Things change at the end of the volume, but so far, it’s been pretty status quo as far as romantic comedies go. The sense of humor is a little better than usual, but I feel like I need at least one more volume before I can decide if I really like all the characters. It’s been following the romcom script pretty closely, without a whole lot of surprises, which is why I’m reserving judgement. Perhaps it’ll get more exciting once we know more about the characters. So far, I do like it better than The Tyrant Falls in Love. Unexpectedly, Souichi is one of my favorites so far in this series, but he has yet to shine the same way in his main role in Tyrant (I’ve only read one volume, though).
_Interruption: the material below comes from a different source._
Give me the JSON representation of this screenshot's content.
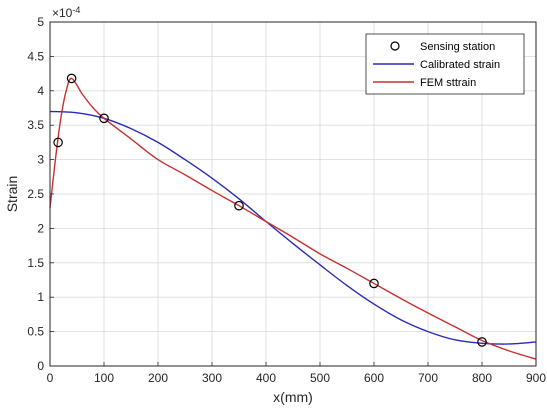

Tyrant also starts out with some non-con, which also keeps it from my good graces for the time being, but I know that Challengers is supposed to be the lighter and happier prequel, so I’m looking forward to the story from here.
If you’re thinking about buying this, please consider getting it directly from DramaQueen. They’re beginning to publish again after being silent for so long, and have books on their schedule for fall and winter. They only have vols 2-4 in stock, but any support helps, I think, and I do love their books and would love to see their future efforts. And by future efforts, I mean continuations of The Summit and DVD, but I’ll take anything, honestly. And have! I dislike sci-fi themed BL stories, but bought both of their recent releases, Missing Road and Junk, just to support them.